L’histoire régionale

Chaque village a son histoire et la plupart tentent de conserver leurs archives pour les générations futures. Ce sont donc les meilleures sources d’information pour les microhistoriens en quête de témoignages de première main. Pour les sociétés d’histoire régionales il serait donc important de s’adapter aux moyens de communication aujourd’hui disponibles afin de donner une description précise de leurs archives pour faciliter la recherche à distance.

On dit que les gens ne s’intéressent plus à l’histoire mais il faut bien avouer que ça peut aussi être très « plate » l’histoire, tout dépend de la présentation. On voit bien avec Facebook que les gens sont prêts à participer à des projets communautaires en ligne. Les sociétés d’histoire régionales pourraient inviter leurs communautés à participer à la collecte et la classification de leurs documents importants sur un site participatif leur appartenant. Les réseaux sont des outils très puissants de récolte de données. La mise en réseau de ces informations permettrait d’avoir une vision plus générale de l’histoire régionale. Les colons de Chertsey venaient de Rawdon et St-Jacques, toutes nos histoires sont reliées et se complètent.

Les sociétés d’histoire auraient en effet tout intérêt à travailler ensemble à un projet régional. Si je fais une recherche sur Magloire Granger fondateur de Chertsey je vais trouver une partie de sa vie mais il était marchand à Saint-Jacques auparavant et sa famille a fondé plusieurs villages dans la région. Je dois donc refaire des recherches qui ont sans doute déjà été faites par d’autres pour reconstituer son histoire.

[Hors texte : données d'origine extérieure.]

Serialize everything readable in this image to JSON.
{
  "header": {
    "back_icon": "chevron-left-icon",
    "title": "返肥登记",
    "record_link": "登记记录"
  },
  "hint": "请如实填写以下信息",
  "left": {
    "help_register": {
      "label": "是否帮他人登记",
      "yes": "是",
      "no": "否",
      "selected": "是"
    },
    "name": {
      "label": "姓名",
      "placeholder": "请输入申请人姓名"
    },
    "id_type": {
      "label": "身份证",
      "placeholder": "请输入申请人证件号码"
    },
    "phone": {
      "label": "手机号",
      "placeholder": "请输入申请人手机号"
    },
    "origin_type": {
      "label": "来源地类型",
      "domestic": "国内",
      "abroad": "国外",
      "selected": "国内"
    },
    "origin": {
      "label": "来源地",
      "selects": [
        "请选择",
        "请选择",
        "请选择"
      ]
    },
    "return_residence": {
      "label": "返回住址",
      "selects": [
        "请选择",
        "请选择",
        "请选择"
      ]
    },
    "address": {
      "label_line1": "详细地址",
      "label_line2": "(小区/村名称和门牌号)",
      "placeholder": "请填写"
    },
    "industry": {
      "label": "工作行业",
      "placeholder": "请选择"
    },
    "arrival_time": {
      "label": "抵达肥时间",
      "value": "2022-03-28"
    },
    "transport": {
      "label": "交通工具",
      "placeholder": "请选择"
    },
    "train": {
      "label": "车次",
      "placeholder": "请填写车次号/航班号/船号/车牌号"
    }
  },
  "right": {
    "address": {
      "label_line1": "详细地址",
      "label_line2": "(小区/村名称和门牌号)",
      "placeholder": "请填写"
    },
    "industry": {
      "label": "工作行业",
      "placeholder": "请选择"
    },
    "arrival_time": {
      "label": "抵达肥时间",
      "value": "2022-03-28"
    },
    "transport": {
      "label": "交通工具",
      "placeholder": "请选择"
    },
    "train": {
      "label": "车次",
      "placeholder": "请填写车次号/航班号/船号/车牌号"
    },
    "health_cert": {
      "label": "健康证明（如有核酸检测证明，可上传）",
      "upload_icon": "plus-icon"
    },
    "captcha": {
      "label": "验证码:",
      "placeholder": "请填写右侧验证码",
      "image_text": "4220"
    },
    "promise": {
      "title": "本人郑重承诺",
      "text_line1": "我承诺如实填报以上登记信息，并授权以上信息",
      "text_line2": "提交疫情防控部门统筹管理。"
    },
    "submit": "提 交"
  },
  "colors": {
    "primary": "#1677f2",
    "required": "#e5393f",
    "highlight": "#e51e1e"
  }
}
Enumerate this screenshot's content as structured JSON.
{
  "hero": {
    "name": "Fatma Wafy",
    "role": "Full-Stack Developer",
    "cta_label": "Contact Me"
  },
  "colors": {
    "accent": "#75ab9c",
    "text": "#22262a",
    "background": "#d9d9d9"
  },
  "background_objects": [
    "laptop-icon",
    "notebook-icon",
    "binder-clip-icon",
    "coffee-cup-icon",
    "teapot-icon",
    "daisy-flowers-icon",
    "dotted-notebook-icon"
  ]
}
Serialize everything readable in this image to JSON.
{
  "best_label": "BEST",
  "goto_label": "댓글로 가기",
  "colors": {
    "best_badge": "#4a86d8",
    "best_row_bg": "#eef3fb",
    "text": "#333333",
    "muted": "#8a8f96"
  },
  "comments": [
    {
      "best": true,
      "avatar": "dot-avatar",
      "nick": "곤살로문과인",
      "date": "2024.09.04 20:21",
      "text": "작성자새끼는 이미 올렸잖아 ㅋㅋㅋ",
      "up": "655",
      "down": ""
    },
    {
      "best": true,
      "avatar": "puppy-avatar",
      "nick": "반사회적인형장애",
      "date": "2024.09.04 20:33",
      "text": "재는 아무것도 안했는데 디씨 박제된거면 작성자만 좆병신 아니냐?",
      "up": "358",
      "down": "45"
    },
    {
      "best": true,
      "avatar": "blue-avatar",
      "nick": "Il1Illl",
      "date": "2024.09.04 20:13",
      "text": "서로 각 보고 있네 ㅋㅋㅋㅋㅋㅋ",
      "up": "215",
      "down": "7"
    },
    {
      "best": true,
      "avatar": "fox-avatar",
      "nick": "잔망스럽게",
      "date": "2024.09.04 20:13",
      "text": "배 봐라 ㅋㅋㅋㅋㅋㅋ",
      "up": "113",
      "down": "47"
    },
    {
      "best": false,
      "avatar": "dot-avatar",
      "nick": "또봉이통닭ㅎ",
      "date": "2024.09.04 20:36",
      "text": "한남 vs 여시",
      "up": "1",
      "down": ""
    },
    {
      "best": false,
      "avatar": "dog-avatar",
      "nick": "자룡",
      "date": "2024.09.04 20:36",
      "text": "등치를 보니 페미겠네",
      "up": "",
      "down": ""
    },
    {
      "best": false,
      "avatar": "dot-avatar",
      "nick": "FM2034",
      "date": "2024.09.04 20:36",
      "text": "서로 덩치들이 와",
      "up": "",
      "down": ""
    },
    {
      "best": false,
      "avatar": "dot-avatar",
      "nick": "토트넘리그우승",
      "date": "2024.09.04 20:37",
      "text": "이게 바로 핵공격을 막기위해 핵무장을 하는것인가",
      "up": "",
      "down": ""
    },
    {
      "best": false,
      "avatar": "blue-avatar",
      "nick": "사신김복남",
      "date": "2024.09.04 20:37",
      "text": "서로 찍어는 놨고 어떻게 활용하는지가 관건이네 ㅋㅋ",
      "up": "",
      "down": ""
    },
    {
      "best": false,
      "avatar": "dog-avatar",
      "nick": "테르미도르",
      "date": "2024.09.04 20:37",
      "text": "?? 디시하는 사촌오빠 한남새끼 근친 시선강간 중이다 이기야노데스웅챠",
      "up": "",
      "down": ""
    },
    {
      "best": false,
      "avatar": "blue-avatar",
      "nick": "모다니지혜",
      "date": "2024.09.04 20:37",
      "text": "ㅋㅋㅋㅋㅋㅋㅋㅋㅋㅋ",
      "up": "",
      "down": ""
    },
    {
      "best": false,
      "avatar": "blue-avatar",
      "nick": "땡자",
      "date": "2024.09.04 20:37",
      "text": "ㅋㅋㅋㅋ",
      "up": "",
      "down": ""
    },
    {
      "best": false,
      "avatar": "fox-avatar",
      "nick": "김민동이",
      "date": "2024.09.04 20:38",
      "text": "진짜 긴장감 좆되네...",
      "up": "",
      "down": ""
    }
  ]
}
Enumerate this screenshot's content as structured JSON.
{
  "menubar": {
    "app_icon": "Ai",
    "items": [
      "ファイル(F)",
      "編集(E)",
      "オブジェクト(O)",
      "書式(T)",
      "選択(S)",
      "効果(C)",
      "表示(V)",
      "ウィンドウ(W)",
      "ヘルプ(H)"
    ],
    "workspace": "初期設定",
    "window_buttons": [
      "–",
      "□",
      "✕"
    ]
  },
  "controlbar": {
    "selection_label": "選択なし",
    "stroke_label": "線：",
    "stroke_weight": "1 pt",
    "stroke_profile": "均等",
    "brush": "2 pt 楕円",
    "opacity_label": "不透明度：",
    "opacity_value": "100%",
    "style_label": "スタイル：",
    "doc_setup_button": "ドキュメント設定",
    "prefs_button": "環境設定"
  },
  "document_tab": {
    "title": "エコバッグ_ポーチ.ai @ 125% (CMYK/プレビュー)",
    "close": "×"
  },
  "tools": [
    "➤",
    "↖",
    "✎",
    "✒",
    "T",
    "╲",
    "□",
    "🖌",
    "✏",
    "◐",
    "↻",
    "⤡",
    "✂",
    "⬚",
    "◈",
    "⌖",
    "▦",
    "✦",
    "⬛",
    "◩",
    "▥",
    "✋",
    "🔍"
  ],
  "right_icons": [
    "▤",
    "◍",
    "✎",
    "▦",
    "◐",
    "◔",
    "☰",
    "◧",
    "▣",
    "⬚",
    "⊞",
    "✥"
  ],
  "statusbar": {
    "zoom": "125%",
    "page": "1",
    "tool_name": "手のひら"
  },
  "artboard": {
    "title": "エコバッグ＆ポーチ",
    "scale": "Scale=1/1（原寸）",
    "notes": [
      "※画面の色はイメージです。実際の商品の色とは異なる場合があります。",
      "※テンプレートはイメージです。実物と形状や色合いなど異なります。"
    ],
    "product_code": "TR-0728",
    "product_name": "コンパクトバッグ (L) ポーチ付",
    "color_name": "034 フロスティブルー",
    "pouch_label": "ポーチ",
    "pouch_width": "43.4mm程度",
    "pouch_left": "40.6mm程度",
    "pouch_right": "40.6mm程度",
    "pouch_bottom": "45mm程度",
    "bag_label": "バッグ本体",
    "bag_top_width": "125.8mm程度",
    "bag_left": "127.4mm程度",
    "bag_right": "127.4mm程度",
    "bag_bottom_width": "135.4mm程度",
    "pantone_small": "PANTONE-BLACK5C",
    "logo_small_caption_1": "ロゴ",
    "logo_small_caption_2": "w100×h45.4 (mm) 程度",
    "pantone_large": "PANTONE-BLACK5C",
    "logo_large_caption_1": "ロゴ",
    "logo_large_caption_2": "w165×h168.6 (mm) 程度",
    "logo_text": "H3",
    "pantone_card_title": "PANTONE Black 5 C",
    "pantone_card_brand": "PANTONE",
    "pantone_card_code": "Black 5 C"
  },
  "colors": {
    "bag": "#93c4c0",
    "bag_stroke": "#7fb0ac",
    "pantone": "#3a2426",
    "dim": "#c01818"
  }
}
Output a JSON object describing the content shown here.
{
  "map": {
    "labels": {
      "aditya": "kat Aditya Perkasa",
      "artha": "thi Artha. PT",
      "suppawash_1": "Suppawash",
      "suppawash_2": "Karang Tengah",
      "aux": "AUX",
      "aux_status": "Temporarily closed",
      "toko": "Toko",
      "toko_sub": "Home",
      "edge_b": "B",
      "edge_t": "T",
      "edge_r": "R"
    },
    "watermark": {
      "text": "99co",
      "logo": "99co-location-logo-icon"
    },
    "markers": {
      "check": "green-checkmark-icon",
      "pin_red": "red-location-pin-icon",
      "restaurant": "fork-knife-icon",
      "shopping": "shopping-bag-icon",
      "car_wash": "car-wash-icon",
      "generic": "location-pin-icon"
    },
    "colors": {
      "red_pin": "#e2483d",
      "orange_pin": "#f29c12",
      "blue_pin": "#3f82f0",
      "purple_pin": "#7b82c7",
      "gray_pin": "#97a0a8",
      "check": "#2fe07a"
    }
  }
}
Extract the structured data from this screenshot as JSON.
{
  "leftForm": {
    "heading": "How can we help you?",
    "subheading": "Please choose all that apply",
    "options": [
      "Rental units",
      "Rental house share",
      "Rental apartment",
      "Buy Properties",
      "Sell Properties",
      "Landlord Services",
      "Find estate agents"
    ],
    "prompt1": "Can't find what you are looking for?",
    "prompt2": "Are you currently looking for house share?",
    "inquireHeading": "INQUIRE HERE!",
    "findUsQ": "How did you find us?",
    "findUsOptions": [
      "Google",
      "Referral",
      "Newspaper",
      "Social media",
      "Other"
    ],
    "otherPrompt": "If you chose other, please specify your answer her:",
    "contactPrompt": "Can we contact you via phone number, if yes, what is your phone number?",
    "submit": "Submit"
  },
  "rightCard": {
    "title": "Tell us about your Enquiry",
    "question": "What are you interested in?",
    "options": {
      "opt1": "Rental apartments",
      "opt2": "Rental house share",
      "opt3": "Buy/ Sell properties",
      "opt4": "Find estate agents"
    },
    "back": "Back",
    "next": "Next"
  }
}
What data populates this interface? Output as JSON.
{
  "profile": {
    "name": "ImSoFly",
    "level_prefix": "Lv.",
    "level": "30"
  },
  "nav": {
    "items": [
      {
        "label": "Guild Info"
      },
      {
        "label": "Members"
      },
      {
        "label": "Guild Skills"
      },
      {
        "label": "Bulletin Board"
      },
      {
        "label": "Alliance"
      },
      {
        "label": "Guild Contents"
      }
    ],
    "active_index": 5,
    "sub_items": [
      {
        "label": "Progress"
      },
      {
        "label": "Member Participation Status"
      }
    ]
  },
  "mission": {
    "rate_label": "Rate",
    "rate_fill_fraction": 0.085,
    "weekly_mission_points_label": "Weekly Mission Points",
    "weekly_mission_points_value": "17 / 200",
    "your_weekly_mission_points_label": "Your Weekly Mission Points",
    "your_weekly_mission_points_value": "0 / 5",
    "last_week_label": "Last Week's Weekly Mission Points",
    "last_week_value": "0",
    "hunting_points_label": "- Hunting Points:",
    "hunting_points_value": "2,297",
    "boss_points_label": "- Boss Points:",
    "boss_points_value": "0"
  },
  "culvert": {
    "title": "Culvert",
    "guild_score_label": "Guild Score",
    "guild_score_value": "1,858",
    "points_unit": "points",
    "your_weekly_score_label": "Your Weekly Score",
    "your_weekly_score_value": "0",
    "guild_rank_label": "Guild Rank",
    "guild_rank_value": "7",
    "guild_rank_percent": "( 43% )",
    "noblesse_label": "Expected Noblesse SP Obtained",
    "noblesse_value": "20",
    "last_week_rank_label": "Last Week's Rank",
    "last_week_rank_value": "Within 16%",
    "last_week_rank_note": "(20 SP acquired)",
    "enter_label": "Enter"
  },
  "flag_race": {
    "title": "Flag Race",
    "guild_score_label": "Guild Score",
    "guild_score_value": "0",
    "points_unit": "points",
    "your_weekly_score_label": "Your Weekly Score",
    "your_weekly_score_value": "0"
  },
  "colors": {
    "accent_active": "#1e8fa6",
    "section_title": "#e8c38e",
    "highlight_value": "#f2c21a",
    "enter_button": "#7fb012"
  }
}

La mission des sociétés historiques reste la même mais les moyens de communication devraient évoluer avec les moyens disponibles aujourd’hui.
L’historien doit aussi être un peu informaticien aujourd’hui, il y a un effort à faire si on veut que l’histoire soit intéressante et que les jeunes participent. Il ne faudrait pas que les sociétés d’histoire deviennent comme les églises du Québec qui ferment toutes une fois que les anciens du village sont morts.